My greatest fear about the impacts of computers is the influence they have on our way of thinking. The nature of this influence is clear: it downgrades the concept of a human being to that of a machine. Human nature becomes subnatural, that is, even inferior to non-living matter, because the latter is imbued with an infinite wisdom, making possible the existence of living beings. My fear is that this way of thinking is going to cause terrible tragedies. We may already imagine the possible consequences of this: The notion that human beings are fundamentally determined by their genome (deciphered with the indispensable assistance of computers, another instance of quantification!) and that we will be able to alter the genome to "improve" a person, is a pure product of this mentality. I call this tendency "genetic racism." It could more properly be called "genetic eugenics," but I exaggerate it intentionally, and leads to the following. The Nazis, those most outstanding examples of what I call "the century of barbarism," treated millions of human beings like animals, shipping them off in cattle wagons, confining them in cages, and so on. But it is possible to maintain ethical principles with regard to the treatment of animals; take the case of organizations for the prevention of cruelty towards animals, the campaigns to save the whales and other endangered species, the campaigns to save animals from scientific experimentation, etc. A feeling of reverence for nature remains, though in this scenario DT may well bring an end to it. What does not make sense is to adopt the same ethic in relation to machines - well, as long as we do not share McCarthy's way of thinking. I would not be surprised if he felt remorse when switching off his personal computer. Thus, the notion of the human being as a machine could produce attitudes so inhuman they would leave the Nazis in the dust. I especially worry about the psychological development of children who use computers as they mature. They cannot possibly comprehend what DT is and are overly impressionable.
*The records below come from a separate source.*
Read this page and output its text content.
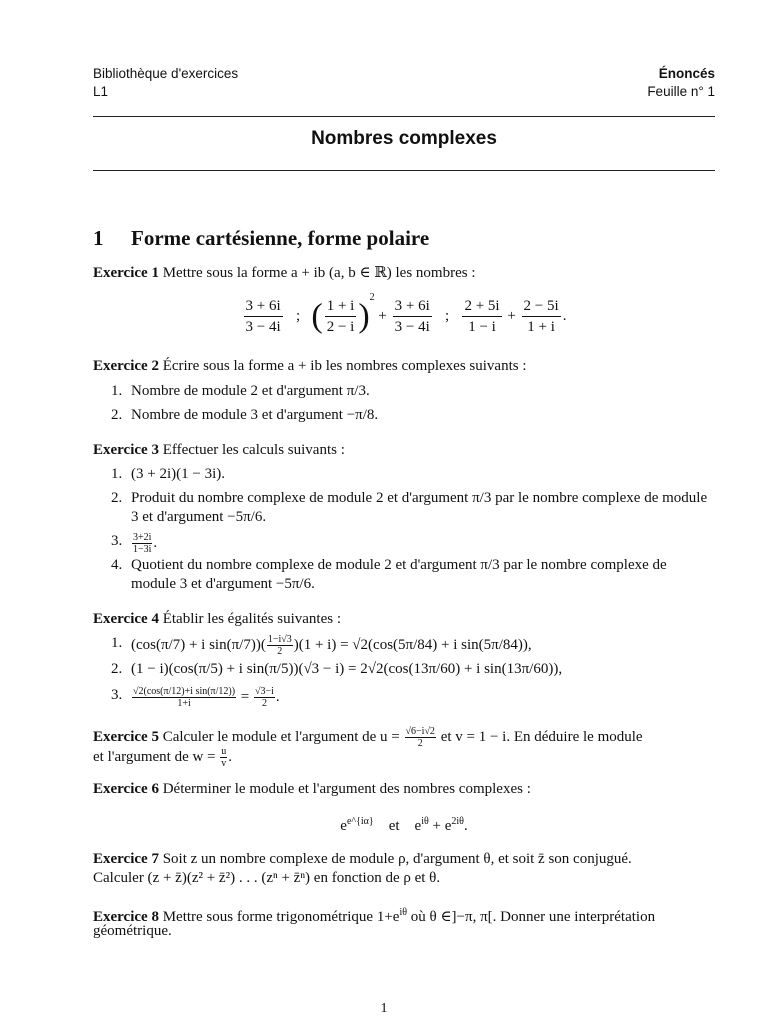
Bibliothèque d'exercices
L1
Énoncés
Feuille n° 1
Nombres complexes
1 Forme cartésienne, forme polaire
Exercice 1 Mettre sous la forme a + ib (a, b ∈ ℝ) les nombres :
$\frac{3 + 6i}{3 - 4i}$ ; ( $\frac{1 + i}{2 - i} )^2 + \frac{3 + 6i}{3 - 4i}$ ; $\frac{2 + 5i}{1 - i} + \frac{2 - 5i}{1 + i}$ .
Exercice 2 Écrire sous la forme a + ib les nombres complexes suivants :
1. Nombre de module 2 et d'argument π/3.
2. Nombre de module 3 et d'argument −π/8.
Exercice 3 Effectuer les calculs suivants :
1. (3 + 2i)(1 − 3i).
2. Produit du nombre complexe de module 2 et d'argument π/3 par le nombre complexe de module 3 et d'argument −5π/6.
3. $\frac{3+2i}{1-3i}$ .
4. Quotient du nombre complexe de module 2 et d'argument π/3 par le nombre complexe de module 3 et d'argument −5π/6.
Exercice 4 Établir les égalités suivantes :
1. (cos(π/7) + i $\sin(\pi/7))( \frac{1-i√3}{2} )(1 + i) = √2(\cos(5\pi/84) + i$ sin(5π/84)),
2. (1 − i)(cos(π/5) + i sin(π/5))(√3 − i) = 2√2(cos(13π/60) + i sin(13π/60)),
3. $\frac{\text{√2(cos(π/12)+i sin(π/12))}}{1+i} = \frac{√3-i}{2}$ .
Exercice 5 Calculer le module et l'argument de $u = \frac{√6-i√2}{2}$ et v = 1 − i. En déduire le module
et l'argument de $w = \frac{u}{v}$ .
Exercice 6 Déterminer le module et l'argument des nombres complexes :
$e^{e\^{}\{i\alpha\}}$ et $e^{i\theta} + e^{2i\theta}$.
Exercice 7 Soit z un nombre complexe de module ρ, d'argument θ, et soit z̄ son conjugué.
Calculer (z + z̄)(z² + z̄²) . . . (zⁿ + z̄ⁿ) en fonction de ρ et θ.
Exercice 8 Mettre sous forme trigonométrique $1+e^{i\theta}$ où θ ∈]−π, π[. Donner une interprétation
géométrique.
1
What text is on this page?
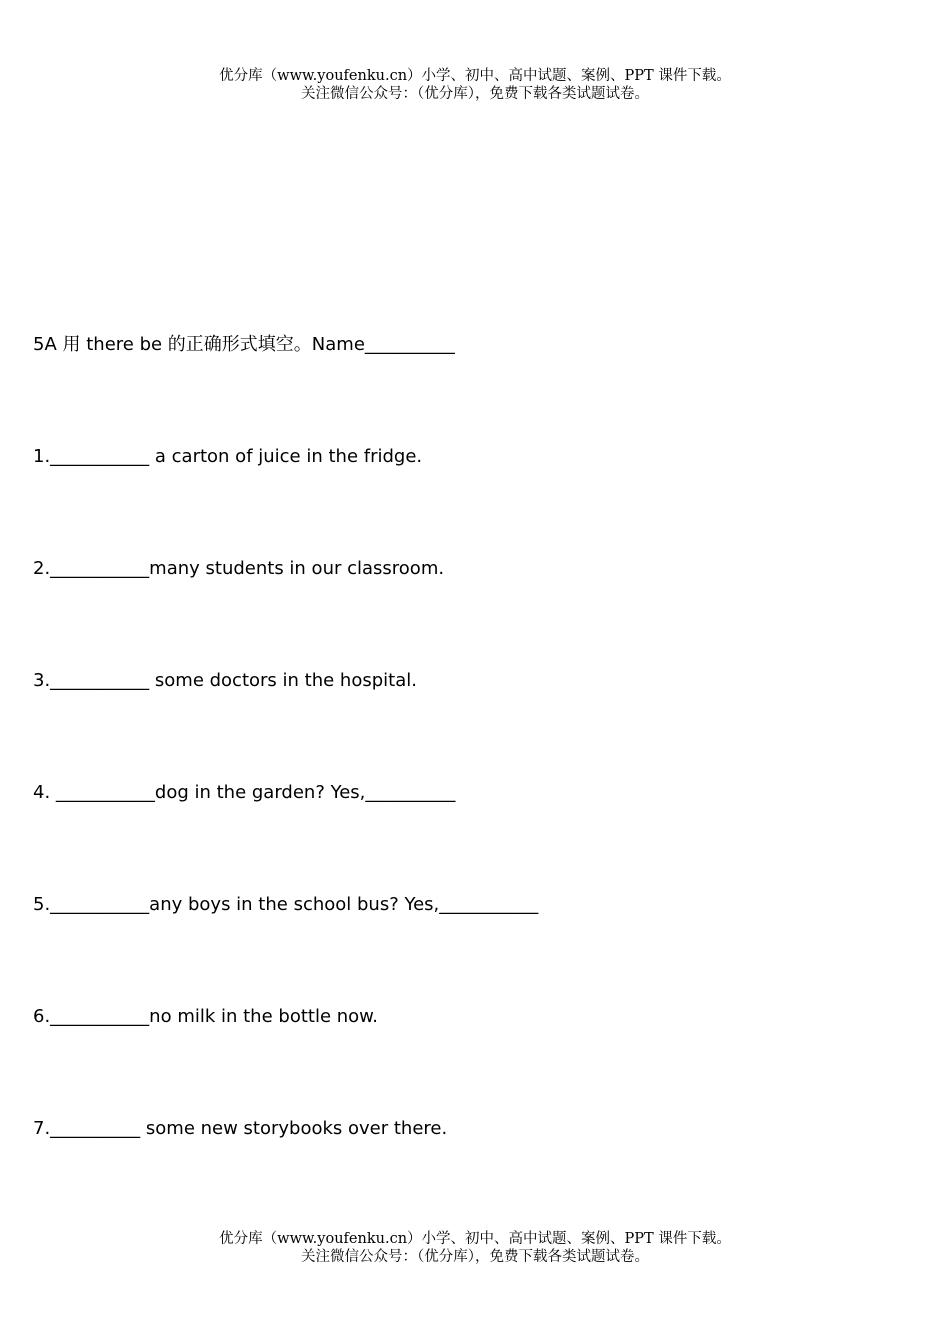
优分库（www.youfenku.cn）小学、初中、高中试题、案例、PPT 课件下载。
关注微信公众号：（优分库），免费下载各类试题试卷。

5A 用 there be 的正确形式填空。Name__________

1.___________ a carton of juice in the fridge.

2.___________many students in our classroom.

3.___________ some doctors in the hospital.

4. ___________dog in the garden? Yes,__________

5.___________any boys in the school bus? Yes,___________

6.___________no milk in the bottle now.

7.__________ some new storybooks over there.

优分库（www.youfenku.cn）小学、初中、高中试题、案例、PPT 课件下载。
关注微信公众号：（优分库），免费下载各类试题试卷。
There are other disastrous consequences to fear in this scenario. Another is the growing fragmentation of human life. Reflect on your behavior as you use your computer, especially the Internet. Notice that you generally do not concentrate on a single task or subject. For example, you read rapidly through a pile of e-mails; if one of them links to a Web site, you open it, and follow the links you find there looking at further sites, and so on. This fragmentation tends to undermine self-consciousness and individuality, reducing freedom to a choice among a menu of actions permitted by the software you are using. Once again, the human being is reduced in his humanity.

Another impact of DT that will probably grow worse in the future is the increasing speed with which computer users are obliged to respond. Once again, it is as though the human being were reduced to the status of a machine that reacts very rapidly. Children and youths are being trained to do this by horrible electronic games (read my articles on this subject on my Web site) and by computers. It constitutes a veritable "mechanization" of human beings in terms of their actions. Reasoning is always a slow process, at least where it concerns thoughts that must be subjected to quiet reflection before the decision to act is taken, something that animals cannot do, since they instinctively follow their behavioral "programming." But DT imposes a speed that does not fit the normal, slow pace of conscious deliberations. This happens in addition to the utterly inhuman pace of technological and social change, a subject treated by other people that I will not reiterate here. The issue of speed is infiltrating the business world as well. I have long said that natural selection should not be applied to human beings except in one area: economic life, where the capitalist law of the jungle clearly dictates the "survival of the strongest." Similarly, we are entering into an era of "survival of the fastest." Businesses that do not adapt to the Internet quickly enough are swallowed up by those that do. This is another type of dehumanization of society.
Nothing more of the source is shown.